The same crowd welcome wind turbines - which are just old-fashioned windmills greased by huge government subsidies - and solar power, which has to be supported by enormous chunks of our taxes in order to produce enough power to even light the Legislature, or one outhouse.
Of course we should do everything reasonable and logical to reduce greenhouses gases. Yet I don't think there is much that can be done about farting cows because the left and crazies haven't yet been able to persuade most of us to become vegetarians. (I suspect if more of us did eat only greens, there would be a save-the-lettuce movement and asparagus would be ruled an endangered species.)
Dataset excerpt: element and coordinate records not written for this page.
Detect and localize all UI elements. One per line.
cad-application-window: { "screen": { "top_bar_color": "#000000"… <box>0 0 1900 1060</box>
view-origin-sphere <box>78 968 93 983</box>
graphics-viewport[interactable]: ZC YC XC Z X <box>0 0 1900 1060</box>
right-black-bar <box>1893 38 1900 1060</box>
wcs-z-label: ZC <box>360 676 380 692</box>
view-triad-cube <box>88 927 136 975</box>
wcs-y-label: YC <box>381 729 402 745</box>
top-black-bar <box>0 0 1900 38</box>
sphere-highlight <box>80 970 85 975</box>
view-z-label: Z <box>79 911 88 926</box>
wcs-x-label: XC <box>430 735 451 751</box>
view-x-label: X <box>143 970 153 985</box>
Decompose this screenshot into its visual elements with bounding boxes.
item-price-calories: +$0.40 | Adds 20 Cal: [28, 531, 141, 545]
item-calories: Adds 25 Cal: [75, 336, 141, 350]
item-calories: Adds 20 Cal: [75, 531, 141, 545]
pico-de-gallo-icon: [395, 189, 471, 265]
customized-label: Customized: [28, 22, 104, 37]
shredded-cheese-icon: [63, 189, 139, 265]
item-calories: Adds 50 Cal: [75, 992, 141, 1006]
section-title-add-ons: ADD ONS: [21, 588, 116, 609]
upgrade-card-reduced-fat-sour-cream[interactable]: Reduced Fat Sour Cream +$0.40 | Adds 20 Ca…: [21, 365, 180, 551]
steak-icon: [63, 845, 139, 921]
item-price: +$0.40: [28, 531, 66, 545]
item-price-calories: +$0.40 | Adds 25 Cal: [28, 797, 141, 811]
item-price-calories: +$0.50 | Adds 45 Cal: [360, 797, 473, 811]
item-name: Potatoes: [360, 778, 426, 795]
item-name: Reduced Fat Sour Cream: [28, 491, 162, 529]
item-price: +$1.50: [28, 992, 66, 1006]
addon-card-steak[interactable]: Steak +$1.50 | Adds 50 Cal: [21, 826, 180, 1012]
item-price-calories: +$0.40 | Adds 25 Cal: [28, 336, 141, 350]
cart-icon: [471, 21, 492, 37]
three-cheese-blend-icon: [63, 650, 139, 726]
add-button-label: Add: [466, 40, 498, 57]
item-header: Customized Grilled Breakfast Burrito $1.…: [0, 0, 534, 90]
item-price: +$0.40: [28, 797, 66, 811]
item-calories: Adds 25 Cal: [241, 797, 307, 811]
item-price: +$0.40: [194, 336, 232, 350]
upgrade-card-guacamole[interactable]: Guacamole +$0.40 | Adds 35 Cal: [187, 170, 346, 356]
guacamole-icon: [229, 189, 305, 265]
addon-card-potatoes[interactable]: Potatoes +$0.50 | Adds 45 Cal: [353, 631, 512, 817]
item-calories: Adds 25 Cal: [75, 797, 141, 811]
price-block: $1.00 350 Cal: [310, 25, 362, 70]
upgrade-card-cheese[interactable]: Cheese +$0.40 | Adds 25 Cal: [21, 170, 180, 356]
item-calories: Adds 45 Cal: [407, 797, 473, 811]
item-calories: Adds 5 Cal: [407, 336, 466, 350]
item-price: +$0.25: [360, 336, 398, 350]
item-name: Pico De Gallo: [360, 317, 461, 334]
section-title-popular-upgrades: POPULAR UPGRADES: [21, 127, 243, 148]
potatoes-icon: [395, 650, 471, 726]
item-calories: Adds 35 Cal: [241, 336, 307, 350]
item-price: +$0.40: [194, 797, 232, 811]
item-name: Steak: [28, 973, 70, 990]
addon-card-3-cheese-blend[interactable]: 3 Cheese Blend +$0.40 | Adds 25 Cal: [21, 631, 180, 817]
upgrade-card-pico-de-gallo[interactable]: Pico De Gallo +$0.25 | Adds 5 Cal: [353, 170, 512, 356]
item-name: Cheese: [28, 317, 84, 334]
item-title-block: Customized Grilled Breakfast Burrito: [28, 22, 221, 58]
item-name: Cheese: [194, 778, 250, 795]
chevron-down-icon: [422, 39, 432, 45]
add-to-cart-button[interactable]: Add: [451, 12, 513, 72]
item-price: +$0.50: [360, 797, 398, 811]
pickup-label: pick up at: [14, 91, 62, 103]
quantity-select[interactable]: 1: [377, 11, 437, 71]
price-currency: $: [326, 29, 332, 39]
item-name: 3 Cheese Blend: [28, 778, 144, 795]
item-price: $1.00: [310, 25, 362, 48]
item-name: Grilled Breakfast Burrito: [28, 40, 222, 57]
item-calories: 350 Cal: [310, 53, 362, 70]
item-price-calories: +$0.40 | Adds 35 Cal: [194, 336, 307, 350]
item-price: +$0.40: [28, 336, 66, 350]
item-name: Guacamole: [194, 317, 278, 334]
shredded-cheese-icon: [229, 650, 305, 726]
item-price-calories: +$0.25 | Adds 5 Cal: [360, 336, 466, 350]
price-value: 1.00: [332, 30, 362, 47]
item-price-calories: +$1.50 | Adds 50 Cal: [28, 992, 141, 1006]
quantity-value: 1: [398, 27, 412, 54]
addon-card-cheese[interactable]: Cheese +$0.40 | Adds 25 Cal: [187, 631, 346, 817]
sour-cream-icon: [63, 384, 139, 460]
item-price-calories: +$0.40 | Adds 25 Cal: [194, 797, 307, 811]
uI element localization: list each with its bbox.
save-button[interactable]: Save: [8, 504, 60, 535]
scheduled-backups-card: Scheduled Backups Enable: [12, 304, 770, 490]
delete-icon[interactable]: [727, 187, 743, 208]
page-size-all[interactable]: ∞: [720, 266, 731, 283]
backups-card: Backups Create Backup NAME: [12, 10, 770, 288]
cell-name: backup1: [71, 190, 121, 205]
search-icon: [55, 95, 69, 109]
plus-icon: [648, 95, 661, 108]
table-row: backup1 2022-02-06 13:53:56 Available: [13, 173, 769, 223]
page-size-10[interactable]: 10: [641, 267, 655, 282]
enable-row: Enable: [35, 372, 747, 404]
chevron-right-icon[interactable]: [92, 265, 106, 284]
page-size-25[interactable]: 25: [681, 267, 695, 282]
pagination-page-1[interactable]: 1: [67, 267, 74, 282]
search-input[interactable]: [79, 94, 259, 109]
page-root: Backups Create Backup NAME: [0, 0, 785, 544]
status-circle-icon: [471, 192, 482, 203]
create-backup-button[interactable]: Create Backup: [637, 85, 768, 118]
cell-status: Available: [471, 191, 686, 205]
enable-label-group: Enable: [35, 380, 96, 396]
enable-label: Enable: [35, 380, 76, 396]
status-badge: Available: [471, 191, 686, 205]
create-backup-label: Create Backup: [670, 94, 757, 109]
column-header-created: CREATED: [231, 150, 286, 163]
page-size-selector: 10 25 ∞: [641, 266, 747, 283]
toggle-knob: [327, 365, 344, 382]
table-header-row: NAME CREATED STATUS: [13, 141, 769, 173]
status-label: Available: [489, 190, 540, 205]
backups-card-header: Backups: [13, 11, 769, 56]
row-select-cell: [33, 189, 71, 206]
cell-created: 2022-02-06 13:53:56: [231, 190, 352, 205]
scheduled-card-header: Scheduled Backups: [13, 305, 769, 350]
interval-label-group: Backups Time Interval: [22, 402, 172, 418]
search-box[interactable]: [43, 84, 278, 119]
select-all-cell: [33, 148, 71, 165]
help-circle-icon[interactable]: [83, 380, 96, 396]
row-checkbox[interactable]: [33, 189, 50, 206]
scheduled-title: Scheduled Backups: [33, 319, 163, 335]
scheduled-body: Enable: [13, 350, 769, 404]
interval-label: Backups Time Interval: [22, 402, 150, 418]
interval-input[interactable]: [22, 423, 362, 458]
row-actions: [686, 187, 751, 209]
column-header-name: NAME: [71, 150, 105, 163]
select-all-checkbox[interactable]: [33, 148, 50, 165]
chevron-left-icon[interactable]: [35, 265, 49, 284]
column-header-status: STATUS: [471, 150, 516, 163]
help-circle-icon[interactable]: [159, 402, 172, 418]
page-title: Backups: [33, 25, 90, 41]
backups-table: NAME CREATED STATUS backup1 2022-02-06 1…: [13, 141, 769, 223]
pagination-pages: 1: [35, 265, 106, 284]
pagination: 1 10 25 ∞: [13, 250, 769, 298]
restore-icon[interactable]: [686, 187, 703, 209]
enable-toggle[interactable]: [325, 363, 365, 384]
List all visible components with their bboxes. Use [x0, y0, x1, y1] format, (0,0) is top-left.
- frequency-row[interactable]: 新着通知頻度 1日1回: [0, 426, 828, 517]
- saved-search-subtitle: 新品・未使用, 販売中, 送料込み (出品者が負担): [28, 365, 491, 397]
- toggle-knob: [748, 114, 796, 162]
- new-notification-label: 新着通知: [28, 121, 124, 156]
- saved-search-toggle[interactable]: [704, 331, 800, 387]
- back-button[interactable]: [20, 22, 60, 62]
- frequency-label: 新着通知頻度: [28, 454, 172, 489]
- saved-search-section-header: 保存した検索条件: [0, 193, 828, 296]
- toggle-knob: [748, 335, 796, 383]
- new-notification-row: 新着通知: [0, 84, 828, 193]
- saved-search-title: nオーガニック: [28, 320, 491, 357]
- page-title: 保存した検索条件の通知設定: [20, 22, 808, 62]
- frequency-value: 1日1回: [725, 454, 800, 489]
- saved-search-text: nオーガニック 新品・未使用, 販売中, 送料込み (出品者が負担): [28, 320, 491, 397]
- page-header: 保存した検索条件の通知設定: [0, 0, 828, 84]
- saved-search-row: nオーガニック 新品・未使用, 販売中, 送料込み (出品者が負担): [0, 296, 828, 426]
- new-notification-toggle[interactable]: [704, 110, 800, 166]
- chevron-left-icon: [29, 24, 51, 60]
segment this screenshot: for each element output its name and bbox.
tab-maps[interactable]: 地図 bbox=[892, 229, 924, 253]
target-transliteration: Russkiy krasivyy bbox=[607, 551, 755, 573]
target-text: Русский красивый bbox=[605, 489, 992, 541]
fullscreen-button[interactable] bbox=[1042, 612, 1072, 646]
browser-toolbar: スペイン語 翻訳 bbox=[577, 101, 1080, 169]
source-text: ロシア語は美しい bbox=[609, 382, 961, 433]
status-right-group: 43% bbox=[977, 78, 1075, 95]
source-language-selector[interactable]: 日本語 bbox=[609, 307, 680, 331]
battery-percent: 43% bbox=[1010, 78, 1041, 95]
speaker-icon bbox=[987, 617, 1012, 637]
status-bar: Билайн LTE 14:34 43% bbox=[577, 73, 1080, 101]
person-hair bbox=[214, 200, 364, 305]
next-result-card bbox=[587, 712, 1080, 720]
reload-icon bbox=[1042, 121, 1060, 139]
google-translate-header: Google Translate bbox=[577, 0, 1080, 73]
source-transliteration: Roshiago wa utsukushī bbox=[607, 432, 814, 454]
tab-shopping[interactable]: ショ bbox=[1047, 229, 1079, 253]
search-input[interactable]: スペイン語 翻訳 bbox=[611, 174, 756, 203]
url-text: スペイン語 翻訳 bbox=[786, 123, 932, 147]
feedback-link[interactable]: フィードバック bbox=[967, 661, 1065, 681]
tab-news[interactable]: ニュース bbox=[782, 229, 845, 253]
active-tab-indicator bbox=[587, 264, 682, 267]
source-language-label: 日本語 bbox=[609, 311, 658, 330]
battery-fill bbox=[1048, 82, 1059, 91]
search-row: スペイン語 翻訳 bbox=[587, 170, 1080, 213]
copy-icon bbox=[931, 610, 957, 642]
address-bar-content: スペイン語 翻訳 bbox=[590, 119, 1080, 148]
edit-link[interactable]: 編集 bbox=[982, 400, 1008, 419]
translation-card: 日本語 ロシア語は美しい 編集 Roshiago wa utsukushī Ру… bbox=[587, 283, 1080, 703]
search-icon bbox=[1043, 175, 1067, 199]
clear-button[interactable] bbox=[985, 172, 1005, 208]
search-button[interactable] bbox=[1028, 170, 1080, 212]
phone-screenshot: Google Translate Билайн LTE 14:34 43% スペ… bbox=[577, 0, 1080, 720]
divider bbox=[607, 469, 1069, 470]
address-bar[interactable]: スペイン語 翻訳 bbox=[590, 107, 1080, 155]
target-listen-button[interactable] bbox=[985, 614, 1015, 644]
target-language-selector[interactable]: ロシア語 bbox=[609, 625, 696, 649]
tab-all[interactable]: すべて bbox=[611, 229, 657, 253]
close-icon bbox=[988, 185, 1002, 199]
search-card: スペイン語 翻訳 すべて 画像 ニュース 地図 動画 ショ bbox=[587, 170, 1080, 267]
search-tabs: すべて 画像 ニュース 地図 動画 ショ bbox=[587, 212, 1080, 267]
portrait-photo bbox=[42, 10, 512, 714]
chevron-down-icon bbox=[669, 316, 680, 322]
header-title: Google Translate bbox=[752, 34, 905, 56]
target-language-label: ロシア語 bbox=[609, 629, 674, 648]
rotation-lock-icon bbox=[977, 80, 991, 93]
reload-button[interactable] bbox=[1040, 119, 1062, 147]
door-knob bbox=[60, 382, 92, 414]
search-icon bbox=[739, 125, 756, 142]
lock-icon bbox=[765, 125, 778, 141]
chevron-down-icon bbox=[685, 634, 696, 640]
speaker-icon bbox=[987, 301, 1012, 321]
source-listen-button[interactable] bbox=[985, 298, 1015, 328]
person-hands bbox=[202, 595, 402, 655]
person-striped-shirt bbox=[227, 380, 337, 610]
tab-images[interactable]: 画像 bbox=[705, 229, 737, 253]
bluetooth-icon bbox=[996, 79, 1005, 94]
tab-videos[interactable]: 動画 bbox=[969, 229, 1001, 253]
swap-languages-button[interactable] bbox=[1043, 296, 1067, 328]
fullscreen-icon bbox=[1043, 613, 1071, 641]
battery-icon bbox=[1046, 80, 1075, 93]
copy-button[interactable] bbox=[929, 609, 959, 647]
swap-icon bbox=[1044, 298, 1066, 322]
There is no disputing the fact that modern technology can now scrub the harmful gases and acidic particulate matter from the chimneys of incinerators or even from industries that still choose to use fossil fuels like coal, still one of the most useful bargains to produce energy.
I confess that my dream has always been to blow this place and live on a South Sea island. When I mention that dream after too much of the mother's milk of the South Seas, rum, I am asked wouldn't I miss winter.
Mary and I once were stupid enough to leave Waikiki Beach in Hawaii on Dec. 21 because Silent Night didn't sound right from loudspeakers in the palm trees.  On Dec. 26, I decided that even a few days of winter was a few days too much.  I could happily celebrate white Christmases in my nostalgia and then go snorkelling on a reef on Dec. 25 instead of pushing the car out of a ditch.
All the evidence that hasn't been perverted by the Suzuki crowd shows that Canada's winter temperature may rise only a minuscule amount.  So instead of running around like beheaded snowmen, Canadians should work on how to benefit from a tiny temperature increase and start counting our benefits.
If the second-largest country in the world does manage to increase its arable land and liveable space, we truly will be a giant.  Consider just the increase in the wheat and corn we could grow to feed the great markets like China.
But that won't satisfy all those Third World countries which figure that carbon taxes and environmental guilt will help them extract enough money from successful lands like ours to make up for the fact that they have been complete failures because of corruption and stupidity. They don't want us to improve our lives if it gets a fraction warmer.
The next time you hear someone shouting alarm about global warming, ask what they are getting out of it.  Is this how they are making a very fat living? The modern Cassandra gets very well paid. Ask too why don't they talk about the net benefits to Canada where the truth north strong and free would be a lot stronger if it was a tad warmer all the time, not just between November and May.